The Impact of Digital vs Physical Snapshots
This week I spent an afternoon scouring piles of old family photos. I was in search of any of mom and me for an upcoming story for Guideposts Magazine. I had avoided the task for days. Truth be told, I had avoided the task since Mom died. She was our family photographer, a role I found myself in once I started a family of my own. As I sat cross-legged on the floor in my study, scattered photos all around me, I was struck by a few things that have stayed with me all week.
I don’t have a lot of photos of mom and me. There were a ton of photos of me and my siblings or of dad and us. Many of the photos were of family gatherings where our large Cuban family would get together for a special occasion or a random weekend. Lots of moments captured with aunts and uncles, cousins and grandparents. As I studied each photo, I relived childhood snow days. I was transported back to summer vacations on the beach. Random moments on our living room couch stood frozen in time before me. I held a photo, ran my finger along the image. I could practically reach out and touch the seventies wallpaper. I pulled another box of photos out. This one contained photos from more recent years of mom with her grandchildren, my own children. Some even had mom and me holding the kids when they were a lot younger. I was filled with regret for not taking more photos of just the two of us.
Then I realized Mom had given me glimpses of life through her lens with each snapshot that lay before me. My childhood was captured through her eyes from my arrival in this world to my awkward elementary school years. She captured the big moments as well as the little moments. There were photos of me in my Easter dress, my cap and gown, wedding dress. I might not have a lot of photos of mom and me, but I have life through her eyes. With each snapshot, I can picture her behind the camera, smiling and laughing to put us at ease. Some photos clearly show me or my siblings groaning through another pose. We rolled our eyes as mom convinced us to smile for the camera. Looking back, I can now see we got it together and smiled for her, not the camera she held. What a blessing she gave us by documenting our lives in snapshots.

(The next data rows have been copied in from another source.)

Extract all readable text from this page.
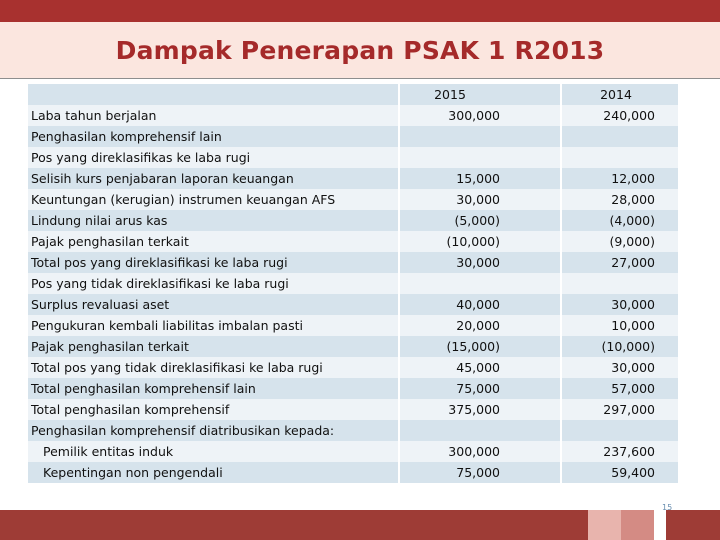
Dampak Penerapan PSAK 1 R2013
2015	2014
Laba tahun berjalan	300,000	240,000
Penghasilan komprehensif lain
Pos yang direklasifikas ke laba rugi
Selisih kurs penjabaran laporan keuangan	15,000	12,000
Keuntungan (kerugian) instrumen keuangan AFS	30,000	28,000
Lindung nilai arus kas	(5,000)	(4,000)
Pajak penghasilan terkait	(10,000)	(9,000)
Total pos yang direklasifikasi ke laba rugi	30,000	27,000
Pos yang tidak direklasifikasi ke laba rugi
Surplus revaluasi aset	40,000	30,000
Pengukuran kembali liabilitas imbalan pasti	20,000	10,000
Pajak penghasilan terkait	(15,000)	(10,000)
Total pos yang tidak direklasifikasi ke laba rugi	45,000	30,000
Total penghasilan komprehensif lain	75,000	57,000
Total penghasilan komprehensif	375,000	297,000
Penghasilan komprehensif diatribusikan kepada:
Pemilik entitas induk	300,000	237,600
Kepentingan non pengendali	75,000	59,400
15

This led me to another thought. Today, we live our lives mostly in digital snapshots. We spend countless hours scrolling from one image to the next as they come up on our feeds. We barely register one image before moving on to the next. It’s almost a mindless activity day in and day out, a reflex when we reach for our phones. Social media is filled with our best photos…only those we are willing to share with the world. What we choose to share is a carefully curated selection of just some of our life moments.
What if someone scrolled through our true moments in time, not what we present to the internet and ultimately the world. What would that look like?
If someone scrolled through our live feed so to speak, what would they see?
Would each of those snapshots be something we are proud of? Would we be ashamed by the behavior that would show up? Would we feel like frauds, having presented only the stuff we’re proud of when behind the scenes we’re truly drowning in poor choices, negative self-talk, and bad hair days?
Just some food for thought. I challenge you to look at your life as though someone was scrolling through your day. Be honest. Do your real time snapshots match the ones you’re posting online?
And, if you’re not one to post photos online try looking at your day through an imaginary lens. If your day was shared in snapshots, would you feel good about the person you were to those around you?